Phil nickte. »Das ändert tatsächlich alles.«

»Soweit ich bislang in Erfahrung bringen konnte, lebt seine Frau nicht mehr. Allerdings studiert seine Tochter in Georgia. Die Kollegen von der State Patrol haben sie bereits über den Mord informiert.«

»Lord hatte doch sicherlich ein Büro. Wurden dort schon Hinweise sichergestellt, die auf ein Motiv schließen lassen?«, fragte ich.

»Sein Büro ist in Brand gesetzt worden«, sagte Mr High bedauernd. »Ich habe nur die kurze Info erhalten, dass dort nichts offensichtlich Verwertbares gefunden werden konnte.«

»Da hat jemand ganze Arbeit geleistet«, gab ich zu.

Phil runzelte die Stirn. »Und es ist gesichert, dass es sich bei den Mördern um den Ku-Klux-Klan handelt?«

»Die Symbolik macht zumindest den Anschein. Ob es wirklich so ist, sollen Sie beide in Atlanta herausfinden. Dorothy hat bereits alles in die Wege geleitet.«

Phil sah mich an. »Ich habe heute Nacht nichts mehr vor. Wie sieht es bei dir aus?«

Ich zuckte die Schultern. »Ich bin lange nicht mehr den Ford Stealth aus der Fahrbereitschaft gefahren.«

»Umso besser. Hier ist der Name des Lieutenant, der den Fall bearbeitet. Melden Sie sich bitte vorher bei ihm an! Gute Fahrt!«

***

Phil gähnte und summte Georgia on my mind.

Der Ford glitt durch die Nacht. Kurz nach sechs Uhr fuhr ich an eine Tankstelle. Das Diner direkt gegenüber machte gerade auf, und so entschieden wir uns, ein sehr frühes Frühstück einzunehmen: Ham and Eggs und schwarzen Kaffee.

Trotz der frühen Stunde war die ältere Dame in der Küche schon in Plauderstimmung.
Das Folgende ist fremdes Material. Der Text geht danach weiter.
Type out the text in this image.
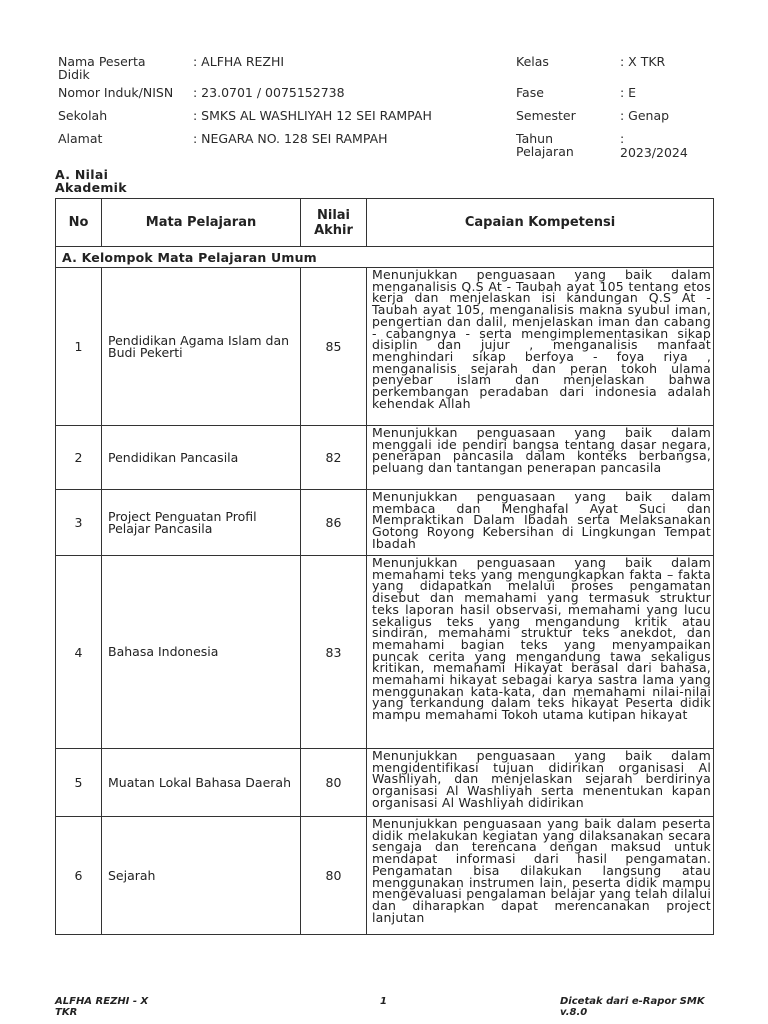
Nama Peserta Didik
: ALFHA REZHI
Nomor Induk/NISN : 23.0701 / 0075152738
Sekolah	: SMKS AL WASHLIYAH 12 SEI RAMPAH
Alamat	: NEGARA NO. 128 SEI RAMPAH
Kelas	: X TKR
Fase	: E
Semester	: Genap
Tahun Pelajaran
:
2023/2024
A. Nilai Akademik
No	Mata Pelajaran	Nilai Akhir	Capaian Kompetensi
A. Kelompok Mata Pelajaran Umum			
1	Pendidikan Agama Islam dan Budi Pekerti	85	Menunjukkan penguasaan yang baik dalam menganalisis Q.S At - Taubah ayat 105 tentang etos kerja dan menjelaskan isi kandungan Q.S At - Taubah ayat 105, menganalisis makna syubul iman, pengertian dan dalil, menjelaskan iman dan cabang - cabangnya - serta mengimplementasikan sikap disiplin dan jujur , menganalisis manfaat menghindari sikap berfoya - foya riya , menganalisis sejarah dan peran tokoh ulama penyebar islam dan menjelaskan bahwa perkembangan peradaban dari indonesia adalah kehendak Allah
2	Pendidikan Pancasila	82	Menunjukkan penguasaan yang baik dalam menggali ide pendiri bangsa tentang dasar negara, penerapan pancasila dalam konteks berbangsa, peluang dan tantangan penerapan pancasila
3	Project Penguatan Profil Pelajar Pancasila	86	Menunjukkan penguasaan yang baik dalam membaca dan Menghafal Ayat Suci dan Mempraktikan Dalam Ibadah serta Melaksanakan Gotong Royong Kebersihan di Lingkungan Tempat Ibadah
4	Bahasa Indonesia	83	Menunjukkan penguasaan yang baik dalam memahami teks yang mengungkapkan fakta – fakta yang didapatkan melalui proses pengamatan disebut dan memahami yang termasuk struktur teks laporan hasil observasi, memahami yang lucu sekaligus teks yang mengandung kritik atau sindiran, memahami struktur teks anekdot, dan memahami bagian teks yang menyampaikan puncak cerita yang mengandung tawa sekaligus kritikan, memahami Hikayat berasal dari bahasa, memahami hikayat sebagai karya sastra lama yang menggunakan kata-kata, dan memahami nilai-nilai yang terkandung dalam teks hikayat Peserta didik mampu memahami Tokoh utama kutipan hikayat
5	Muatan Lokal Bahasa Daerah	80	Menunjukkan penguasaan yang baik dalam mengidentifikasi tujuan didirikan organisasi Al Washliyah, dan menjelaskan sejarah berdirinya organisasi Al Washliyah serta menentukan kapan organisasi Al Washliyah didirikan
6	Sejarah	80	Menunjukkan penguasaan yang baik dalam peserta didik melakukan kegiatan yang dilaksanakan secara sengaja dan terencana dengan maksud untuk mendapat informasi dari hasil pengamatan. Pengamatan bisa dilakukan langsung atau menggunakan instrumen lain, peserta didik mampu mengevaluasi pengalaman belajar yang telah dilalui dan diharapkan dapat merencanakan project lanjutan
ALFHA REZHI - X TKR
1	Dicetak dari e-Rapor SMK v.8.0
»Wo kommt ihr beiden denn her? Und warum seht ihr aus wie zwei Agents vom FBI?«

Phil grinste. »Wir kommen aus Washington.«

»Ist nicht wahr! Seid ihr die Nacht durchgefahren?«

»So ist es, Ma’am.«

»Und habt ihr auch ’ne Antwort auf meine zweite Frage?«

»Haben wir auch, Ma’am.« Nun war ich an der Reihe. »Wir sehen nicht nur so aus wie Agents vom FBI, wenn Sie verstehen, was ich meine.«

Die alte Dame klatschte in die Hände und lachte aus tiefster Kehle. »Ich glaub’s nicht. Zwei echte FBI-Agents?«

»Inspektoren, wenn man es genau nimmt«, gab ich zurück.

»Und da nehme ich es ganz genau«, erwiderte die Dame grinsend und klatschte erneut in die Hände. Dann schichtete sie das Rührei auf zwei Teller und brachte es uns mitsamt dem Kaffee an den Tisch.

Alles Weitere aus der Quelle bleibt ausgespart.